Equality in Idris is *heterogeneous*, meaning that we can even propose
equalities between values in different types:

```
idris_not_php : Z = "Z"
```

The type `Z = "Z"`

is uninhabited, and one might wonder why it is useful to
be able to propose equalities between values in different types. However, with
dependent types, such equalities can arise naturally. For example, if two
vectors are equal, their lengths must be equal:

```
vect_eq_length : (xs : Vect n a) -> (ys : Vect m a) ->
(xs = ys) -> n = m
```

In the above declaration, `xs`

and `ys`

have different types because
their lengths are different, but we would still like to draw a
conclusion about the lengths if they happen to be equal.
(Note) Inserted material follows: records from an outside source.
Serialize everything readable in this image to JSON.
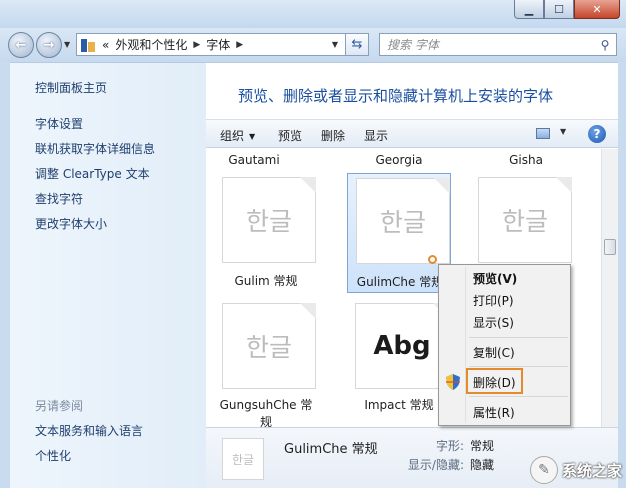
{
  "window": {
    "minimize_icon": "minimize-icon",
    "maximize_icon": "maximize-icon",
    "close_icon": "close-icon"
  },
  "nav": {
    "back_icon": "back-arrow-icon",
    "forward_icon": "forward-arrow-icon",
    "address": {
      "overflow": "«",
      "parts": [
        "外观和个性化",
        "字体"
      ]
    },
    "refresh_icon": "refresh-icon",
    "search_placeholder": "搜索 字体"
  },
  "sidebar": {
    "home": "控制面板主页",
    "links": [
      "字体设置",
      "联机获取字体详细信息",
      "调整 ClearType 文本",
      "查找字符",
      "更改字体大小"
    ],
    "see_also_heading": "另请参阅",
    "see_also": [
      "文本服务和输入语言",
      "个性化"
    ]
  },
  "main": {
    "title": "预览、删除或者显示和隐藏计算机上安装的字体"
  },
  "toolbar": {
    "organize": "组织",
    "preview": "预览",
    "delete": "删除",
    "show": "显示",
    "help_icon": "help-icon"
  },
  "fonts_top_row": [
    "Gautami",
    "Georgia",
    "Gisha"
  ],
  "font_tiles": [
    {
      "glyph": "한글",
      "label": "Gulim 常规"
    },
    {
      "glyph": "한글",
      "label": "GulimChe 常规",
      "selected": true
    },
    {
      "glyph": "한글",
      "label": ""
    },
    {
      "glyph": "한글",
      "label": "GungsuhChe 常规"
    },
    {
      "glyph": "Abg",
      "label": "Impact 常规"
    }
  ],
  "context_menu": {
    "items": [
      "预览(V)",
      "打印(P)",
      "显示(S)",
      "复制(C)",
      "删除(D)",
      "属性(R)"
    ],
    "shield_icon": "uac-shield-icon"
  },
  "details": {
    "thumb_glyph": "한글",
    "name": "GulimChe 常规",
    "style_key": "字形:",
    "style_value": "常规",
    "visibility_key": "显示/隐藏:",
    "visibility_value": "隐藏"
  },
  "watermark": "系统之家"
}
We can define
`vect_eq_length`

as follows:

```
vect_eq_length xs xs Refl = Refl
```

By matching on `Refl`

for the third argument, we know that the only
valid value for `ys`

is `xs`

, because they must be equal, and
therefore their types must be equal, so the lengths must be equal.

Alternatively, we can put an underscore for the second `xs`

, since
there is only one value which will type check:

```
vect_eq_length xs _ Refl = Refl
```

## Properties of `plus`

Using the `(=)`

type, we can now state the properties of `plus`

given above as Idris type declarations:

```
plus_commutes : (n, m : Nat) -> plus n m = plus m n
plus_assoc : (n, m, p : Nat) -> plus n (plus m p) = plus (plus n m) p
```

Both of these properties (and many others) are proved for natural number
addition in the Idris standard library, using `(+)`

from the `Num`

interface rather than using `plus`

directly. They have the names
`plusCommutative`

and `plusAssociative`

respectively.

In the remainder of this tutorial, we will explore several different
ways of proving `plus_commutes`

(or, to put it another way, writing
the function.) We will also discuss how to use such equality proofs, and
see where the need for them arises in practice.

- 1
This is known as the Curry-Howard correspondence.